L’ancien ministre des Infrastructures publiques, Anil Baichoo, affirme d’emblée qu’il faudrait réintroduire le permis à points. Selon lui,  l’implémentation de ce système avait déjà commencé à donner les résultats escomptés. « Nous avions pris le taureau par les cornes », maintient-il. « Les usagers de la route étaient devenus plus responsables car ils craignaient la suspension de leur permis ». Il devait ainsi vilipender la décision « brusque et irréfléchie » de Nando Bodha, alors ministre du Transport au sein du gouvernement Lepep, d’avoir supprimé le permis à points sur un coup de tête. « Si ce système était trop sévère, on aurait pu apporter des ajustements au lieu de le supprimer », précise Anil Baichoo.  

« Aujourd’hui, on peut voir les répercussions de cette décision irréfléchie à travers l’irresponsabilité et l’imprudence des automobilistes et des motocyclistes. Beaucoup de personnes font maintenant preuve de négligence et d’inattention sur nos routes, et les accidents deviennent de plus en plus fréquents », regrette-t-il. « Chaque mort sur nos route est un mort de trop. »

Dev Jokhoo : « Des inspections approfondies de nos routes par la police sont primordiales »

Selon Dev Jokhoo, ancien ‘Deputy Commissioner of Police’ (DCP) et ancien patron du ‘National Security Service’ (NSS), le principal facteur qui est responsable des accidents est le comportement des automobilistes, des motocyclistes et des piétons, qui font preuve de négligence. Il critique aussi la mauvaise condition en général de nos routes, avec des nids de poule qui peuvent présenter un véritable danger, surtout pour les motocyclistes, ou encore les marquages routiers qui se sont effacés. Dev Jokhoo plaide ainsi pour des inspections plus approfondies de nos routes par la police.

En ce qui concerne le permis à points, il devait lancer, « pas ti ene punition sa. C’était un système bien réfléchi.
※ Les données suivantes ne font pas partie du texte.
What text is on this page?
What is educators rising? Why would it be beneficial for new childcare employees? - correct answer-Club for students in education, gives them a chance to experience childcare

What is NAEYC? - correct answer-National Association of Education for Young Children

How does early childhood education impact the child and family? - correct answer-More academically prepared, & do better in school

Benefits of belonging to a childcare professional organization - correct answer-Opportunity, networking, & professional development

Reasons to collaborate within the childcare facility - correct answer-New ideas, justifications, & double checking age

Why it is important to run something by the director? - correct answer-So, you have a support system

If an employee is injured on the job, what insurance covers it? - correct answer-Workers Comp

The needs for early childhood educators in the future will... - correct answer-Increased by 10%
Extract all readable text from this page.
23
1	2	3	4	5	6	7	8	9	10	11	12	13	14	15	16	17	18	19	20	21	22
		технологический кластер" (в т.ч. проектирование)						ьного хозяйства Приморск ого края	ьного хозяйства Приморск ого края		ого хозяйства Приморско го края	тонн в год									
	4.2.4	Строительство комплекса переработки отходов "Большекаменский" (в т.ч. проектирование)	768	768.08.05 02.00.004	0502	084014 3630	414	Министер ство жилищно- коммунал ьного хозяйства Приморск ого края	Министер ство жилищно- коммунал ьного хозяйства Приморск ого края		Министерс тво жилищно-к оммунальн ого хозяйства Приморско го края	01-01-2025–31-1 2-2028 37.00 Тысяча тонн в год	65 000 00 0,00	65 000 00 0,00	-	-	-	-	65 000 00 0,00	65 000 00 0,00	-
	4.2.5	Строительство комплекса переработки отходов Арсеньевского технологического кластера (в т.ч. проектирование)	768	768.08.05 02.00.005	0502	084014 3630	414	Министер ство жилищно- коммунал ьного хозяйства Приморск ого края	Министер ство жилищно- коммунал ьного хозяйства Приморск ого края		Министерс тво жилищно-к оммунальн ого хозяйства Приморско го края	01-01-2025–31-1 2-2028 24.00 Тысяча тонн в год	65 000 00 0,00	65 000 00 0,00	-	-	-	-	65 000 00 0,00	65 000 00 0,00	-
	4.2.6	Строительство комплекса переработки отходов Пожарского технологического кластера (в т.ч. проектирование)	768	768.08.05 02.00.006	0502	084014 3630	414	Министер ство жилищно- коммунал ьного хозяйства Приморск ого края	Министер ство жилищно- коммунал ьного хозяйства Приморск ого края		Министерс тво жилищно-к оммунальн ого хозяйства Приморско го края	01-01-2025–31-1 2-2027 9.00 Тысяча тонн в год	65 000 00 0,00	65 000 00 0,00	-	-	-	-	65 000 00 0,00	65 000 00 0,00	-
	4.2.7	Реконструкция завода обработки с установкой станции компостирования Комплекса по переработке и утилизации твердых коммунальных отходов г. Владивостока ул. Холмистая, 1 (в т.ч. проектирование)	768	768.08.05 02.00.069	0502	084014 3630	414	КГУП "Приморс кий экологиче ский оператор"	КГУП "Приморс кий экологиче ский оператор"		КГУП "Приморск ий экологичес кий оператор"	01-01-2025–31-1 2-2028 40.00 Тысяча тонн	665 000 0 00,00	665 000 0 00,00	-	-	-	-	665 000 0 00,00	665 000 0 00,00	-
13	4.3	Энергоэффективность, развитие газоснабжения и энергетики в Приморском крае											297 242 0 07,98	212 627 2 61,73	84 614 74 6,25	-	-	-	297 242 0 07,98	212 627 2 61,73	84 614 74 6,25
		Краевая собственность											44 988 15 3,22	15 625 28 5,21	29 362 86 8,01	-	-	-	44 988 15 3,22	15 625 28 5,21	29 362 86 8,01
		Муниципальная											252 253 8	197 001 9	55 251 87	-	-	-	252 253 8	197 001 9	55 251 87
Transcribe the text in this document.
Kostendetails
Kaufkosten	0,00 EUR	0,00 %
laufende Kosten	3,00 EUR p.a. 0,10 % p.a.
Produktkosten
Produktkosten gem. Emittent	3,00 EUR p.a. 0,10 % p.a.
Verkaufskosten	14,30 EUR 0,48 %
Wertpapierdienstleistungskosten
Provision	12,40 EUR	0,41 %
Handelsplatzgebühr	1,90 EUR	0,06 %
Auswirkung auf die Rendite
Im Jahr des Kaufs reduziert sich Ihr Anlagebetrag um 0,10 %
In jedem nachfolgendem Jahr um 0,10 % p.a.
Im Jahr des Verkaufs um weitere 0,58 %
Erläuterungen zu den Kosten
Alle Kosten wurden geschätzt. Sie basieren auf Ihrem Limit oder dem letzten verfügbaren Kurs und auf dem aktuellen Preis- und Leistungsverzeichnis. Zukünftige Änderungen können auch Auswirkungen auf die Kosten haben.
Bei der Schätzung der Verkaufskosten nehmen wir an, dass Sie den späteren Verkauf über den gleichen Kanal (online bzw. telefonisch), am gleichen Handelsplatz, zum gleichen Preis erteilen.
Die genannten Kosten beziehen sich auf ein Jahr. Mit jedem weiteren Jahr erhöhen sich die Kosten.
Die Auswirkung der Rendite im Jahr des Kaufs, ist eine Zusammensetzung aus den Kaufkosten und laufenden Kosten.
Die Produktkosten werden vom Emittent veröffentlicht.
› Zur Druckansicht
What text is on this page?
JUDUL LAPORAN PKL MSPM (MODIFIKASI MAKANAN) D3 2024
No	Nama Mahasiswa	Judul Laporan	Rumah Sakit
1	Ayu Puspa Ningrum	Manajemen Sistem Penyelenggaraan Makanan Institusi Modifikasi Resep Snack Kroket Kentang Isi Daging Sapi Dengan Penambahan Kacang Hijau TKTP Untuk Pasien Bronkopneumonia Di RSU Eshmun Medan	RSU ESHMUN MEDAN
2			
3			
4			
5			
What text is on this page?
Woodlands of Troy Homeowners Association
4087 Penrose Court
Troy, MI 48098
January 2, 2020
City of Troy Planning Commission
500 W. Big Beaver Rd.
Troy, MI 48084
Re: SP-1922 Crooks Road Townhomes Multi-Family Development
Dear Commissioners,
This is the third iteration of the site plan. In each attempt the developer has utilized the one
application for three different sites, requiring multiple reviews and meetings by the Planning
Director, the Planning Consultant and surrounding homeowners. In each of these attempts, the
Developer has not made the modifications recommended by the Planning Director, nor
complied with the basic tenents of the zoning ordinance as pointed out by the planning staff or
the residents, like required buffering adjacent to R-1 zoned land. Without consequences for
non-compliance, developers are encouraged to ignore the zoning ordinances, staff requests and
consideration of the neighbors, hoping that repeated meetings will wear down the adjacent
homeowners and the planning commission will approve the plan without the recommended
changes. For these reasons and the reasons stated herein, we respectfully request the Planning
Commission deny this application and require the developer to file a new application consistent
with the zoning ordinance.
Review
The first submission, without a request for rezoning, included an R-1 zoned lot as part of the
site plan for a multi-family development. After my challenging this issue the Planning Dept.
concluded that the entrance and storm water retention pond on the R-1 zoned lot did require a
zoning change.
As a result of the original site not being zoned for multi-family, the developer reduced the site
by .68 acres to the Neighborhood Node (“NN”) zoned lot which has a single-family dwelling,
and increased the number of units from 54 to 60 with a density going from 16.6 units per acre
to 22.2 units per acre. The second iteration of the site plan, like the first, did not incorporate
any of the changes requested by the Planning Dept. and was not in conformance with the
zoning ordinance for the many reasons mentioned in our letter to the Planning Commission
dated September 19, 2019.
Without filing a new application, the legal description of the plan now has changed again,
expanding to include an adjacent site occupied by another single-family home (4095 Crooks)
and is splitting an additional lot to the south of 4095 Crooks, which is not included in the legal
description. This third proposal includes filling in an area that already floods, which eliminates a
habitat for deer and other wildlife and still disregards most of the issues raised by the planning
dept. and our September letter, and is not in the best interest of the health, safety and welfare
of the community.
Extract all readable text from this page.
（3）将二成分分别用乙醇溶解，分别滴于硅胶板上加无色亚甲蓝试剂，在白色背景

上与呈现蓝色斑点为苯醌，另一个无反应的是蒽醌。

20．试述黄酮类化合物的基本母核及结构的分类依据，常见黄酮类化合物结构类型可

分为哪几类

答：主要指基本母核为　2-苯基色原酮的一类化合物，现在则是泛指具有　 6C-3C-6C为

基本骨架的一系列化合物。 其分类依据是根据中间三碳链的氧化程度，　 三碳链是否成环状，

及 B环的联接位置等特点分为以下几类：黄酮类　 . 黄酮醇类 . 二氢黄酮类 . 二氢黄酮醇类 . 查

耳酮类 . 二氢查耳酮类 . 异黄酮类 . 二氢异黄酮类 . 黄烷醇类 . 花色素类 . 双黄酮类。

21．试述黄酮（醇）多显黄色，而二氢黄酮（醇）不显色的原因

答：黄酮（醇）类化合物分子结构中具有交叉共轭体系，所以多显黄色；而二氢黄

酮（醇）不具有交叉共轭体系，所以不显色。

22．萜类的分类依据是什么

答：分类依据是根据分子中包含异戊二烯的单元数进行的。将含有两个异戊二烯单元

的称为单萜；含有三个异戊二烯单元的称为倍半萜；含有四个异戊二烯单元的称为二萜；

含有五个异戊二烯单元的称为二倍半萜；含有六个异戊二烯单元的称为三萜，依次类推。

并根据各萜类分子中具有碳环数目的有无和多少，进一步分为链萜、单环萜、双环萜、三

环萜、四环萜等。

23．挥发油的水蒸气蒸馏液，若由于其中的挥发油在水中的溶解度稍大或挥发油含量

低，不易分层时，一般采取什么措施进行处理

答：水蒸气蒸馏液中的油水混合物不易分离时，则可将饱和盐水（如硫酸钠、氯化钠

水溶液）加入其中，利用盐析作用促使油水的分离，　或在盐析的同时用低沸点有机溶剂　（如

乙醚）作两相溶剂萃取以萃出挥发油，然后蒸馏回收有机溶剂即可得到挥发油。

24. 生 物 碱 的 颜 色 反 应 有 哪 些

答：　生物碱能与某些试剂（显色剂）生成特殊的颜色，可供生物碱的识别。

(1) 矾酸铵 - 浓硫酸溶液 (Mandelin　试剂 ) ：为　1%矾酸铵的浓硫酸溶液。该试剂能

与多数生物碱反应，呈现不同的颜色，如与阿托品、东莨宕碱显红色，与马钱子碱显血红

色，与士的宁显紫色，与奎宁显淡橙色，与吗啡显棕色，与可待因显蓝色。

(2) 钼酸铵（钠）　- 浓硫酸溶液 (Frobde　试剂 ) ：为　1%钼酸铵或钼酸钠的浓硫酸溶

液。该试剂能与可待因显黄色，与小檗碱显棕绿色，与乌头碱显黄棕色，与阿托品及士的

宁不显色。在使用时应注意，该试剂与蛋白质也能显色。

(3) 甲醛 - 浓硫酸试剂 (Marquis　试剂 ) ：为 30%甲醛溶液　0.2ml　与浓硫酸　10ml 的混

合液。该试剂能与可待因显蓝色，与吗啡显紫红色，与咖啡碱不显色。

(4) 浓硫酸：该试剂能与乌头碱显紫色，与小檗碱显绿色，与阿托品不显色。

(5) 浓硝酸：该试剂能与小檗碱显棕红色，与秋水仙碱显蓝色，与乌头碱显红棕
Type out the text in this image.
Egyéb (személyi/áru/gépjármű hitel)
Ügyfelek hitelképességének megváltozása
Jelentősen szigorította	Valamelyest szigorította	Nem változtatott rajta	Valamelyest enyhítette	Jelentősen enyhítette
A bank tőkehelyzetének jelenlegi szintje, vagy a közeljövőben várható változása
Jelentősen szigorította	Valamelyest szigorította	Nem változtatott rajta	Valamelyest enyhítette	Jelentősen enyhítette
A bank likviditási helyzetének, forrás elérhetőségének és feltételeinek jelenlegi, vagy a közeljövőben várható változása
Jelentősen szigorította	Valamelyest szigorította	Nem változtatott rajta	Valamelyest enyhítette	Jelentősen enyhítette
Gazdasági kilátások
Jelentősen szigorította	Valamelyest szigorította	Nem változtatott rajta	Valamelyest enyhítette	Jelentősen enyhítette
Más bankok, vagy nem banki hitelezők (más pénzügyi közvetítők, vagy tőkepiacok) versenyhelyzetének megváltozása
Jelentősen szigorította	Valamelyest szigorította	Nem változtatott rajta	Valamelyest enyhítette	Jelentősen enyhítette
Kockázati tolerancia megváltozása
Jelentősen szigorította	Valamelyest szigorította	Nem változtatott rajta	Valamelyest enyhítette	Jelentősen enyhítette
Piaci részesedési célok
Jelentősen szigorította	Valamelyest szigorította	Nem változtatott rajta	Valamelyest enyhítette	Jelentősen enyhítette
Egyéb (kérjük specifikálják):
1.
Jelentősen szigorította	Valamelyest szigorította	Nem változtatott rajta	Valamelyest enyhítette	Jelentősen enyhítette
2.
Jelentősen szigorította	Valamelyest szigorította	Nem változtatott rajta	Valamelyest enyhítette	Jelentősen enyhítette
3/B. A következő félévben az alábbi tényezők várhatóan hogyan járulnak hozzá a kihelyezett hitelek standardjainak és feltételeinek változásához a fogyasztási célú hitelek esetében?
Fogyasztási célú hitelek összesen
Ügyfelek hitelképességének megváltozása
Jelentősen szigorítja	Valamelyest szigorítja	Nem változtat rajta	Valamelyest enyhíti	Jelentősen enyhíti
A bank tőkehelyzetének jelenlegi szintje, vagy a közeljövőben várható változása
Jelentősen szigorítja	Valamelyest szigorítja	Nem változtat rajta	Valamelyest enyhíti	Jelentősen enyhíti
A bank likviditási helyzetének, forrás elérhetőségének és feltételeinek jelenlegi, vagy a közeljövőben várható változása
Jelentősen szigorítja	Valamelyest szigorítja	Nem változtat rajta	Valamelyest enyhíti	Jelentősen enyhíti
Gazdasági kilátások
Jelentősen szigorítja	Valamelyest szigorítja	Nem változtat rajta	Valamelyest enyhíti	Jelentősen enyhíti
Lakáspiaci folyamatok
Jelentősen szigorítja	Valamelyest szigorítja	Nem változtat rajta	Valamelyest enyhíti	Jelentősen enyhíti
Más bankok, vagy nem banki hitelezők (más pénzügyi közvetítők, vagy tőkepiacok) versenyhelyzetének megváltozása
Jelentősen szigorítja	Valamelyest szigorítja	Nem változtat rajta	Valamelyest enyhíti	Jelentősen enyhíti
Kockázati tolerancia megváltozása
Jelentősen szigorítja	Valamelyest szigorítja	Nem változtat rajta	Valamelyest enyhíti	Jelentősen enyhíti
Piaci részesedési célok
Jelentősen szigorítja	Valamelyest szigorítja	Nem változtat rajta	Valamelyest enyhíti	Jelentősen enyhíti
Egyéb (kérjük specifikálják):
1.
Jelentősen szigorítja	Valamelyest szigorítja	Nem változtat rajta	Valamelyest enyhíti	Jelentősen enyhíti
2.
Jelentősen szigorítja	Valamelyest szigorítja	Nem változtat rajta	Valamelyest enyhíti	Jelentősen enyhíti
C’était un bon moyen de prévenir les accidents car les personnes étaient conscientes de leurs actes. Ils prenaient beaucoup de précautions sur la route et évitaient d’aller à l’encontre des lois. Ils essayaient de garder un ‘clean record’ ».

Outre le permis à points, il devait aussi préconiser le permis sous probation, où un chauffeur néophyte se verrait attribuer un tel permis, comme cela se fait dans certains pays. Ce n’est qu’après une période de deux ans, dépendant du nombre et de la gravite des infractions commises que le chauffeur reçoit son permis définitif. Sous ce type de permis, le chauffeur débutant doit rouler à des heures spécifiques et certaines routes dangereuses lui sont interdites.

Vinod Bungsy pointe du doigt l’inefficacité et le manque de sévérité des lois

Vinod Bungsy, auteur d’un manuel sur le Code de la route, pointe du doigt l’inefficacité et le manque de sévérité des lois. Il dénonce aussi l’insouciance des Mauriciens. Il devait revenir sur le récent accident à Pointe-des-Lascars. « Que dire sur la négligence et l’irresponsabilité du chauffeur et des passagers ? Il est inacceptable que le conducteur, un policier de surcroît, était ivre. Il est tout aussi inacceptable que huit personnes peuvent s’entasser dans une voiture, sans songer aux ceintures de sécurité », condamne-t-il. « Nous avons une culture dans ce pays où dès que les gens obtiennent leur permis, ils se croient tout permis. » Quand on l’interroge sur les causes des accidents, il répond laconiquement, « dimoun mem pe touye dimoun ». En ce qui concerne le permis à points, il affirme que ce système avait un impact, vu qu’il y avait une certaine baisse dans le nombre accidents, et plaide ainsi pour sa réintroduction.